Une expérience qui forge un médecin, mais aussi une personne
Une expérience comme celle-ci, « C’était une aventure humaine très riche », s’enthousiasme Anaïs Werestchack. Loin de leurs repères, de leur famille et de leur zone de confort, les deux professionnels de santé en sont convaincus : « Nous avons beaucoup appris sur nous-mêmes. »
Cette expérience, c’est aussi un engagement personnel. « J’avais envie de sensibiliser à la question de la désertification. Quand on voit que certaines personnes se permettent de ne pas venir aux rendez-vous pris alors que d’autres ont un accès très difficile aux soins, c’est énervant. » Selon l'Académie nationale de médecine et le Conseil national de l'Ordre des médecins, entre 6 et 10 % des patients ne se présentent pas à leurs rendez-vous médicaux chaque année.
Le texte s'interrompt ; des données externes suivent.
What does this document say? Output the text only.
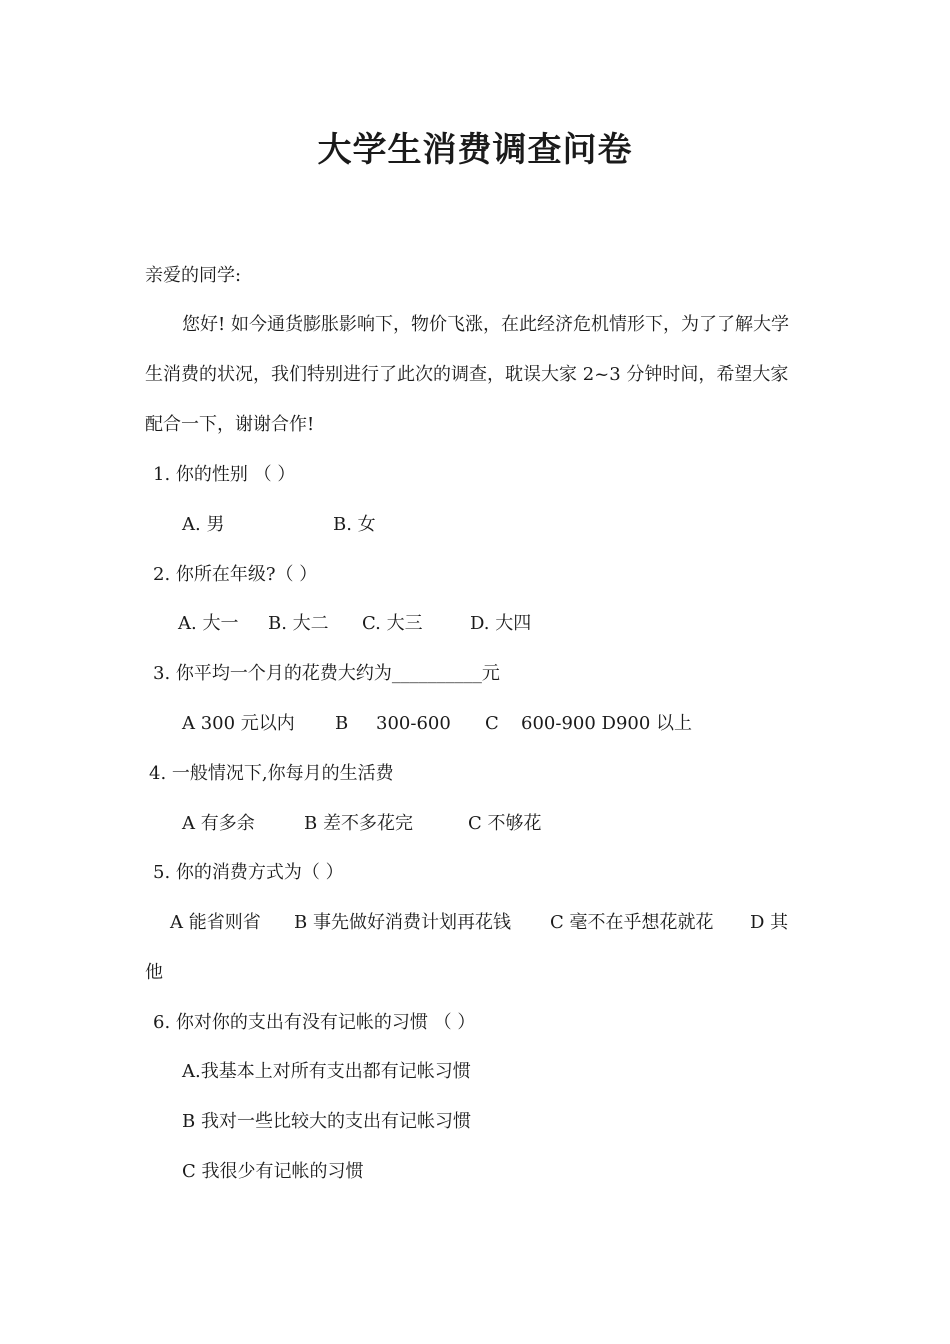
大学生消费调查问卷
亲爱的同学:
您好! 如今通货膨胀影响下，物价飞涨，在此经济危机情形下，为了了解大学
生消费的状况，我们特别进行了此次的调查，耽误大家 2~3 分钟时间，希望大家
配合一下，谢谢合作!
1. 你的性别 （ ）
A. 男	B. 女
2. 你所在年级?（ ）
A. 大一 B. 大二 C. 大三	D. 大四
3. 你平均一个月的花费大约为__________元
A 300 元以内 B 300-600 C 600-900 D900 以上
4. 一般情况下,你每月的生活费
A 有多余	B 差不多花完	C 不够花
5. 你的消费方式为（ ）
A 能省则省 B 事先做好消费计划再花钱 C 毫不在乎想花就花 D 其
他
6. 你对你的支出有没有记帐的习惯 （ ）
A.我基本上对所有支出都有记帐习惯
B 我对一些比较大的支出有记帐习惯
C 我很少有记帐的习惯
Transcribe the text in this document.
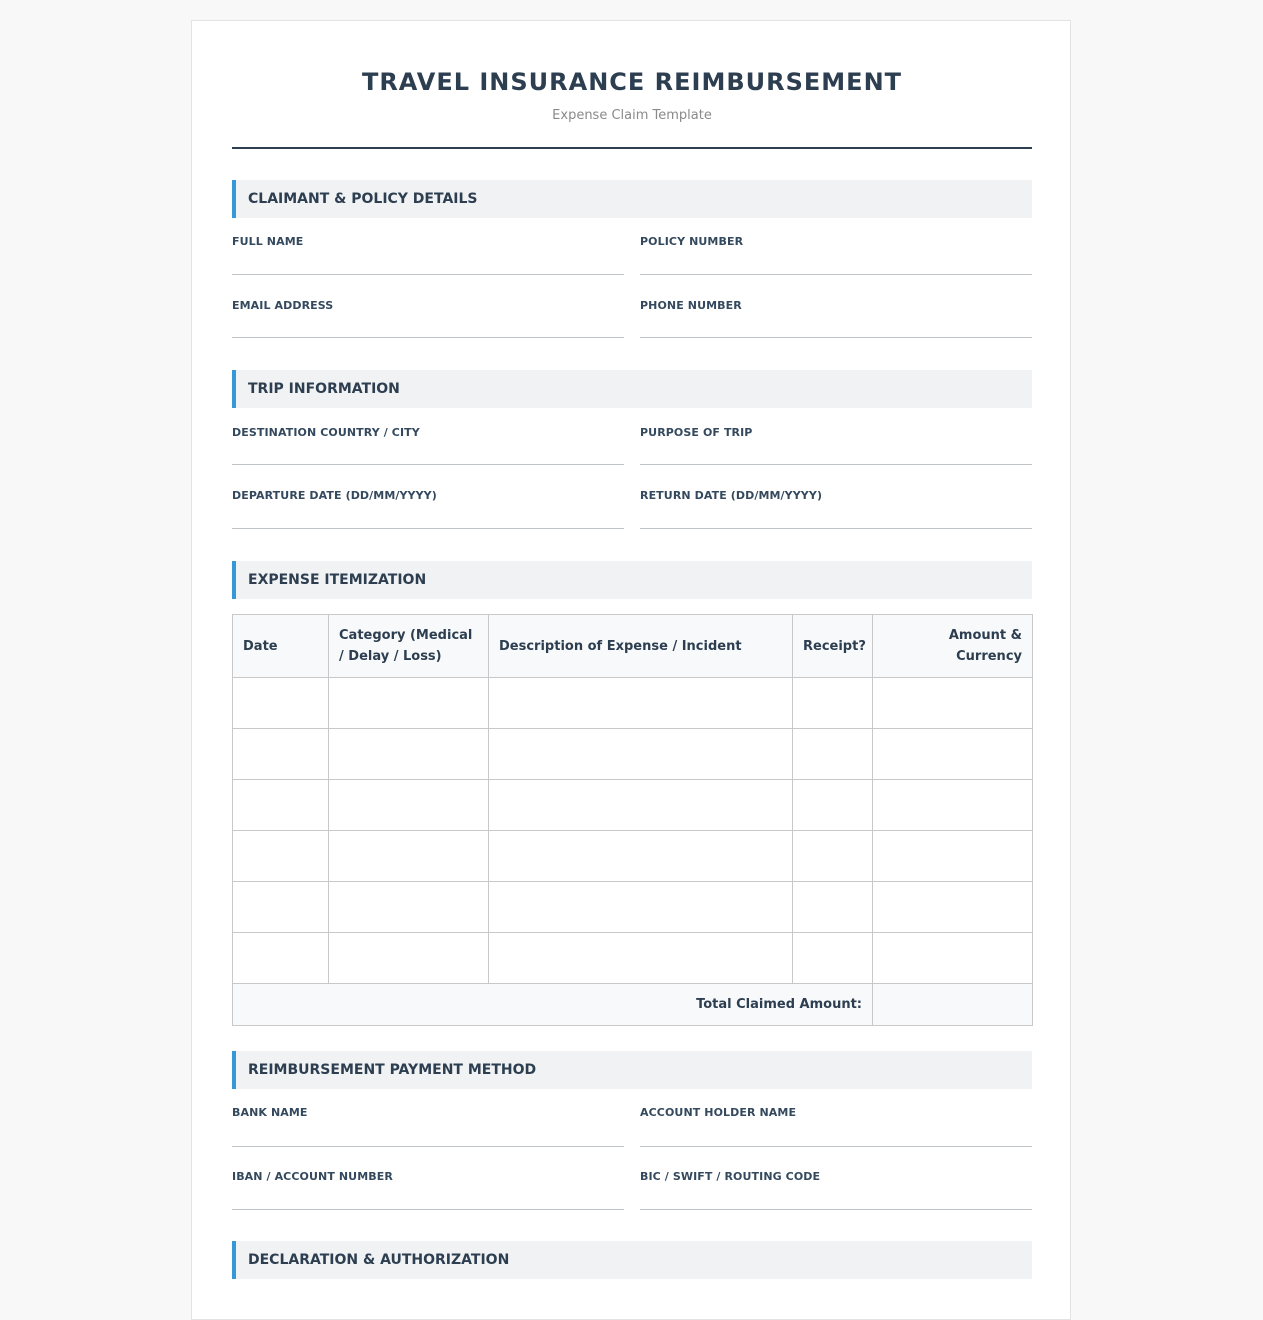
TRAVEL INSURANCE REIMBURSEMENT
Expense Claim Template
CLAIMANT & POLICY DETAILS
FULL NAME	POLICY NUMBER
EMAIL ADDRESS	PHONE NUMBER
TRIP INFORMATION
DESTINATION COUNTRY / CITY	PURPOSE OF TRIP
DEPARTURE DATE (DD/MM/YYYY)	RETURN DATE (DD/MM/YYYY)
EXPENSE ITEMIZATION
Date	Category (Medical / Delay / Loss)	Description of Expense / Incident	Receipt?	Amount & Currency

Total Claimed Amount:				
REIMBURSEMENT PAYMENT METHOD
BANK NAME	ACCOUNT HOLDER NAME
IBAN / ACCOUNT NUMBER	BIC / SWIFT / ROUTING CODE
DECLARATION & AUTHORIZATION
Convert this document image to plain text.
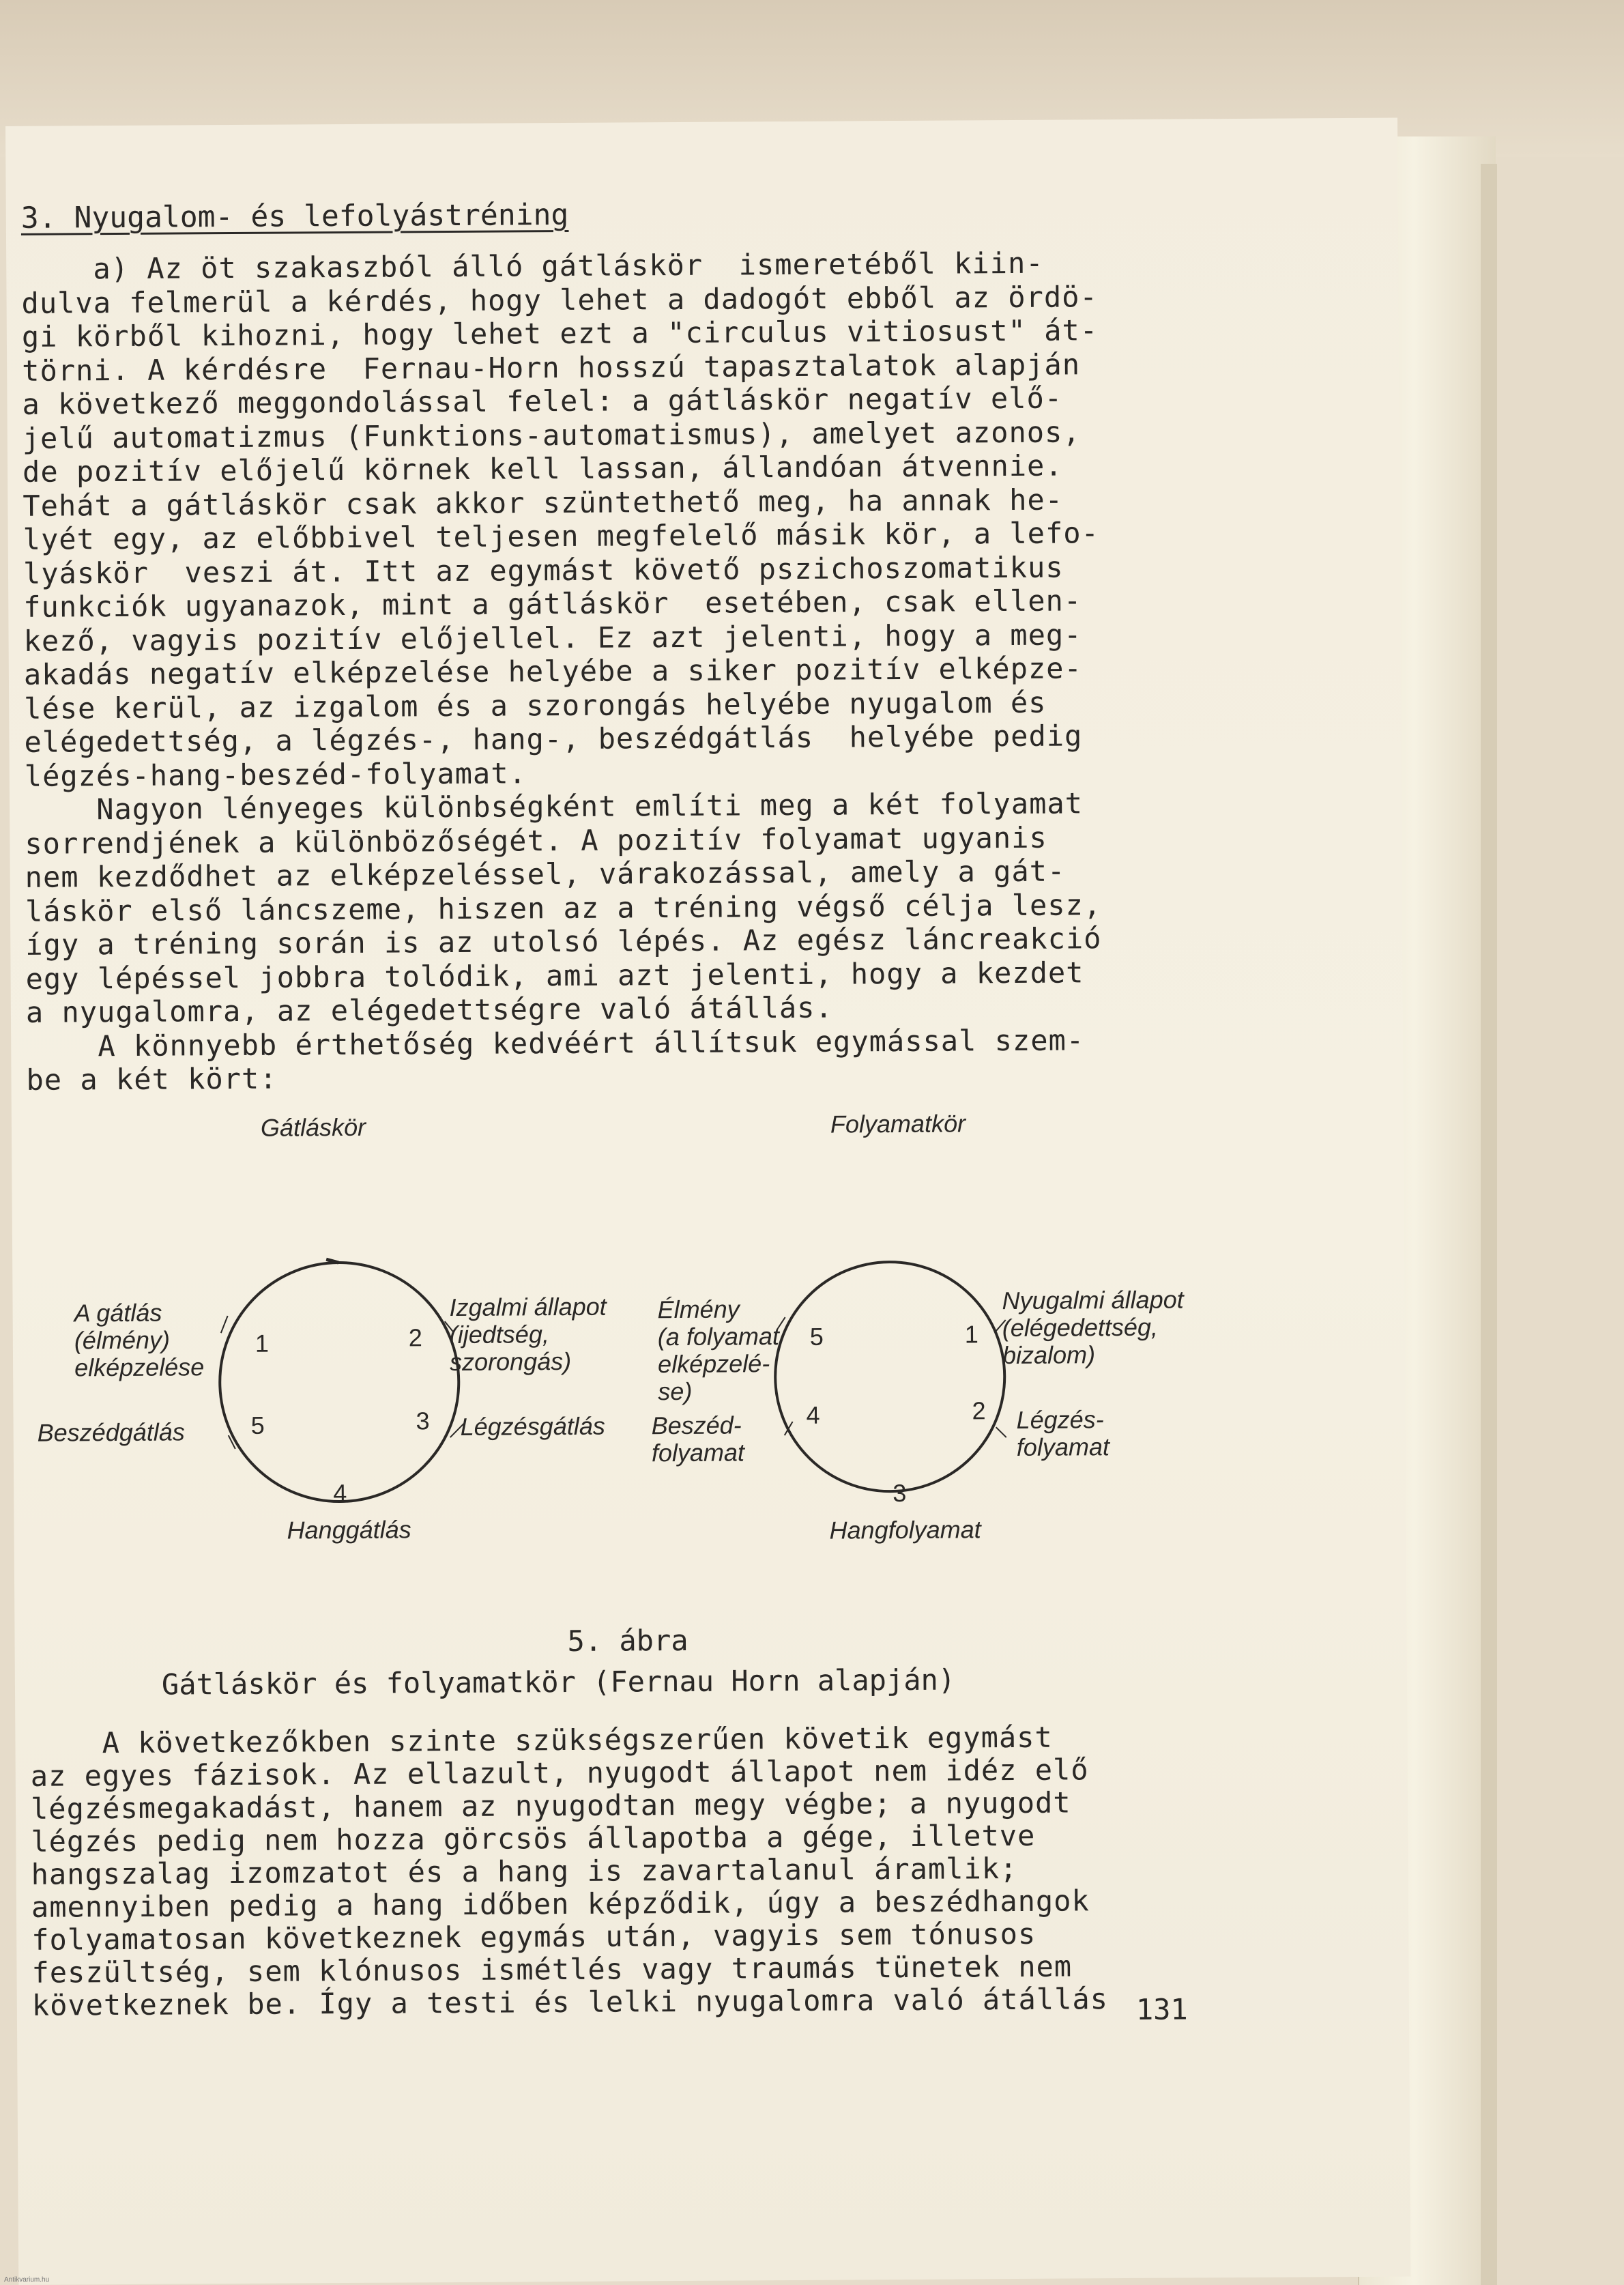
3. Nyugalom- és lefolyástréning
a) Az öt szakaszból álló gátláskör  ismeretéből kiin-
dulva felmerül a kérdés, hogy lehet a dadogót ebből az ördö-
gi körből kihozni, hogy lehet ezt a "circulus vitiosust" át-
törni. A kérdésre  Fernau-Horn hosszú tapasztalatok alapján
a következő meggondolással felel: a gátláskör negatív elő-
jelű automatizmus (Funktions-automatismus), amelyet azonos,
de pozitív előjelű körnek kell lassan, állandóan átvennie.
Tehát a gátláskör csak akkor szüntethető meg, ha annak he-
lyét egy, az előbbivel teljesen megfelelő másik kör, a lefo-
lyáskör  veszi át. Itt az egymást követő pszichoszomatikus
funkciók ugyanazok, mint a gátláskör  esetében, csak ellen-
kező, vagyis pozitív előjellel. Ez azt jelenti, hogy a meg-
akadás negatív elképzelése helyébe a siker pozitív elképze-
lése kerül, az izgalom és a szorongás helyébe nyugalom és
elégedettség, a légzés-, hang-, beszédgátlás  helyébe pedig
légzés-hang-beszéd-folyamat.
Nagyon lényeges különbségként említi meg a két folyamat
sorrendjének a különbözőségét. A pozitív folyamat ugyanis
nem kezdődhet az elképzeléssel, várakozással, amely a gát-
láskör első láncszeme, hiszen az a tréning végső célja lesz,
így a tréning során is az utolsó lépés. Az egész láncreakció
egy lépéssel jobbra tolódik, ami azt jelenti, hogy a kezdet
a nyugalomra, az elégedettségre való átállás.
A könnyebb érthetőség kedvéért állítsuk egymással szem-
be a két kört:
Gátláskör	Folyamatkör
1	2
3
4
5
A gátlás
(élmény)
elképzelése
Izgalmi állapot
(ijedtség,
szorongás)
Légzésgátlás
Hanggátlás
Beszédgátlás
1
2
3
4
5
Nyugalmi állapot
(elégedettség,
bizalom)
Légzés-
folyamat
Hangfolyamat
Beszéd-
folyamat
Élmény
(a folyamat
elképzelé-
se)
5. ábra
Gátláskör és folyamatkör (Fernau Horn alapján)
A következőkben szinte szükségszerűen követik egymást
az egyes fázisok. Az ellazult, nyugodt állapot nem idéz elő
légzésmegakadást, hanem az nyugodtan megy végbe; a nyugodt
légzés pedig nem hozza görcsös állapotba a gége, illetve
hangszalag izomzatot és a hang is zavartalanul áramlik;
amennyiben pedig a hang időben képződik, úgy a beszédhangok
folyamatosan következnek egymás után, vagyis sem tónusos
feszültség, sem klónusos ismétlés vagy traumás tünetek nem
következnek be. Így a testi és lelki nyugalomra való átállás 131
Antikvarium.hu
« Nous avons partagé notre périple sur les réseaux sociaux justement pour faire réagir les gens, et donner l’envie à d’autres soignants de se lancer dans l’aventure ». La médecin généraliste reconnait que cette nouvelle génération de soignants cherche à vivre des expériences différentes.
« Faire des remplacements, c’est l’occasion de savoir ce qui nous convient vraiment »
Parfois, il ne suffit pas d’aller bien loin pour vivre des moments forts et enrichissants. « Il y a de très beaux coins en France. Tester d’autres façons d’exercer, dans des structures différentes avant de s’installer c’est important. Je connais des soignants qui se sont installés rapidement après l’internat et qui le regrette. Faire des remplacements, c’est l’occasion de savoir ce qui nous convient vraiment. »
Le Tour de France des remplacements d’Anaïs, Brice et Todz touche à sa fin. L’ancienne miss et son compagnon vont continuer les replacements, mais en Auvergne, sa région d'origine. Ils se sont aussi inscrits dans la réserve sanitaire, prêts à repartir en mission bien que cette dernière année restera gravée dans leur mémoire.